See also: Chapter 00: Preface

Runtime (Execution Environment) — the agent code you write in Go. It connects the LLM with tools and manages the agent work loop. It performs LLM response parsing, validation, tool execution, and dialogue history management.

Important: Runtime is not a separate system or framework. It's your code in main.go or separate modules.

See also: Chapter 09: Agent Anatomy

Tool — a Go function, API call, or command that an agent can execute to interact with the real world. It's described in JSON Schema format and passed to the model in the tools[] field.

Synonyms: Function (in Function Calling context)

See also: Chapter 03: Tools and Function Calling

Tool Call / Function Call — a structured JSON request that the LLM generates to call a tool. It contains the tool name and arguments in JSON format. It's returned in the tool_calls field of the model response.

Note: "Tool Call" and "Function Call" are the same. "Function Calling" is the mechanism name in API, "Tool Call" is a specific tool invocation.

See also: Chapter 03: Tools and Function Calling

MCP (Model Context Protocol) — protocol for connecting tools and data to LLM agents (Anthropic).
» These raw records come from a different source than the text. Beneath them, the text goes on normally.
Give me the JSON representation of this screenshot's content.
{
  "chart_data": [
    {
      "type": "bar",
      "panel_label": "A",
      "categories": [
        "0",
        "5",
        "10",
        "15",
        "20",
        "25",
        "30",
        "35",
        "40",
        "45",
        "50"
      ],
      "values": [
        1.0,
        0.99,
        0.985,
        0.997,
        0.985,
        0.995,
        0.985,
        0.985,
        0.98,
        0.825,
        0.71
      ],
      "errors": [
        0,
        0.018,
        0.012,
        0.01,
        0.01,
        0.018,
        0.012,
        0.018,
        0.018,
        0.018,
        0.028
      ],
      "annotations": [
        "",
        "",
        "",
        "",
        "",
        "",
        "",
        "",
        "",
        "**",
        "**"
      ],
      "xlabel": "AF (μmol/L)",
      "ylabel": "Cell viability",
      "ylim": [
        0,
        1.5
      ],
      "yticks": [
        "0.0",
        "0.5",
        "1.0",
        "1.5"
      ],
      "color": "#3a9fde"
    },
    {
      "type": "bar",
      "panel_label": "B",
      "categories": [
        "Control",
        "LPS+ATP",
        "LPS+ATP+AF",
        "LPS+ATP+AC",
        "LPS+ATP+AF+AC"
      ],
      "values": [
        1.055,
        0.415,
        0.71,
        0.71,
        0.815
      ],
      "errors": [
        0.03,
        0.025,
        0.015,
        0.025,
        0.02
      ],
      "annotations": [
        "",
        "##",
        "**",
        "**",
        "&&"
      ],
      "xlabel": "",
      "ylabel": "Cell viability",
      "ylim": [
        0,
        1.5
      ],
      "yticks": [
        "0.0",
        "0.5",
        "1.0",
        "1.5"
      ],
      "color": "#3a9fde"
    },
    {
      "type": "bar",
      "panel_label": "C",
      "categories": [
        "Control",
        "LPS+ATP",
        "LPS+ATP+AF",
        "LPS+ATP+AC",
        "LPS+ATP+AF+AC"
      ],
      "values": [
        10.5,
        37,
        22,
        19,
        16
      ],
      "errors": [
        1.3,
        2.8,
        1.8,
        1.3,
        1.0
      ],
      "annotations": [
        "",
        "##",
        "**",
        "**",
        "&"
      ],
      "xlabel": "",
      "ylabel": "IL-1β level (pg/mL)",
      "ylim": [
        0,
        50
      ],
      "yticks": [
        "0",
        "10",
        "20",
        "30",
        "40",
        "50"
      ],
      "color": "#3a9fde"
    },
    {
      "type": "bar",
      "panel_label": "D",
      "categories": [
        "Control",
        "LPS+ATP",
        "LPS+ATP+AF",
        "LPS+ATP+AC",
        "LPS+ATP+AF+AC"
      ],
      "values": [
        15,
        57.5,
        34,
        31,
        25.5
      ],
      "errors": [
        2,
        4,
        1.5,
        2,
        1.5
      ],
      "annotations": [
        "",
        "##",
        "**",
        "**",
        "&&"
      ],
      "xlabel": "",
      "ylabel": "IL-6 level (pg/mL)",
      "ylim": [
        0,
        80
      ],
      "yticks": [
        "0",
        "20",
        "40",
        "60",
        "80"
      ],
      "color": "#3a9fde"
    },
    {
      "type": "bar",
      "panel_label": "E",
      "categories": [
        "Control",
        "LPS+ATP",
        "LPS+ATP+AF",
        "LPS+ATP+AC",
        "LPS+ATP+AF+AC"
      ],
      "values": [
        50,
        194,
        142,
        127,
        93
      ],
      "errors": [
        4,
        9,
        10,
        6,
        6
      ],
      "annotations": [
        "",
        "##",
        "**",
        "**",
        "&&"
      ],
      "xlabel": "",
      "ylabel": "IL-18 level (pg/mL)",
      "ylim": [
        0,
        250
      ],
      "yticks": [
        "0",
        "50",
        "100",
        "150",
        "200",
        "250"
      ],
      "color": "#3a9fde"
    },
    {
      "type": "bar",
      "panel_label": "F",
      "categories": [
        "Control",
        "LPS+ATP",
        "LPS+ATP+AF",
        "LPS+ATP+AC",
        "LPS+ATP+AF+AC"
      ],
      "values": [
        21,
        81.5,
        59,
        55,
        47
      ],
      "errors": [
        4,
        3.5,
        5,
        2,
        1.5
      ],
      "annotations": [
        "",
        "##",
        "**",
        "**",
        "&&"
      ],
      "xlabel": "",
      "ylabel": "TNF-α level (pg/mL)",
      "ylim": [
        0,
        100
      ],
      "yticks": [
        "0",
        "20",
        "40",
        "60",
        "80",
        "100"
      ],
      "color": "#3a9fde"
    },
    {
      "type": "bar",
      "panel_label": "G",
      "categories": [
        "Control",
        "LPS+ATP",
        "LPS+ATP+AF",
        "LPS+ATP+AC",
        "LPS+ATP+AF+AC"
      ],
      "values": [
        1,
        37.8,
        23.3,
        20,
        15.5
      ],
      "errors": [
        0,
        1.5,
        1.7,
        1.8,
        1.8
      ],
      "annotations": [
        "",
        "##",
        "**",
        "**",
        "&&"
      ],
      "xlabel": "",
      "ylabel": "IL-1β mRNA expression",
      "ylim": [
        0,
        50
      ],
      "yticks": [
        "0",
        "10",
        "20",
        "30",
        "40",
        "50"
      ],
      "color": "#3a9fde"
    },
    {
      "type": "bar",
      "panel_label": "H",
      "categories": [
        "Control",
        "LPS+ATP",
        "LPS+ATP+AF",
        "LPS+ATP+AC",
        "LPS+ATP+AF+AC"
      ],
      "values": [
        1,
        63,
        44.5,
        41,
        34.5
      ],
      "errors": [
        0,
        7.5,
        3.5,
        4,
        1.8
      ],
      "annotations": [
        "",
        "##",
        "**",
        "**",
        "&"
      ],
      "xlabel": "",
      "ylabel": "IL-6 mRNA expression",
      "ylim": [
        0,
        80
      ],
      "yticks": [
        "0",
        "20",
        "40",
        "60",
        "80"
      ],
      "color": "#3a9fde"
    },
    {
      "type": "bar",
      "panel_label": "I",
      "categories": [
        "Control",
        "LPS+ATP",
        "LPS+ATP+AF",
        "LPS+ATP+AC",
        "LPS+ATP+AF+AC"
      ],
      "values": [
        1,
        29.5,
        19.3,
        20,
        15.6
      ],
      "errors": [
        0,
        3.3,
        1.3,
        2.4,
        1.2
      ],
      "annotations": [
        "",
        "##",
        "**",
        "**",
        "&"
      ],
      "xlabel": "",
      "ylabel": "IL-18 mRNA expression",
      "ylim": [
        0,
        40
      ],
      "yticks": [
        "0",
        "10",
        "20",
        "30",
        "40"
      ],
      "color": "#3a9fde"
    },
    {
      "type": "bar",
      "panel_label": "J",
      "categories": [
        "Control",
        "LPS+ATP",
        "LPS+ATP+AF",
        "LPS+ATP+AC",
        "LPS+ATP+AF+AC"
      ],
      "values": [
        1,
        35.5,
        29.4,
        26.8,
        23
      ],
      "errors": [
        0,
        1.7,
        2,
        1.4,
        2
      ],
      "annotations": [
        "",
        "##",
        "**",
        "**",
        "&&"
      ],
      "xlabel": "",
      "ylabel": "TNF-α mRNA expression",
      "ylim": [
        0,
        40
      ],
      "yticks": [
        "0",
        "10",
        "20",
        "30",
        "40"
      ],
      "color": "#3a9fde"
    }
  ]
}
Provides a standard interface for Resources, Tools, and Prompts.

Artifact / artifact_id — a large tool result (file, logs, JSON, HTML, etc.) that the runtime stores outside messages[]. The model only receives a short excerpt plus an artifact_id. This reduces cost/latency and helps avoid context overflows.

See also: Chapter 20: Cost & Latency Engineering

AgentState — a canonical agent run state structure: goal, constraints (including HITL), budgets, plan, known facts, open questions, artifacts, and risk flags. It is a contract between agent loop iterations and between components (for example, an "orchestrator" and an "analyzer").

StatePatch — a structured update to AgentState (for example: append facts, replace plan, add open questions). It's useful when one component normalizes observations and another decides the next action.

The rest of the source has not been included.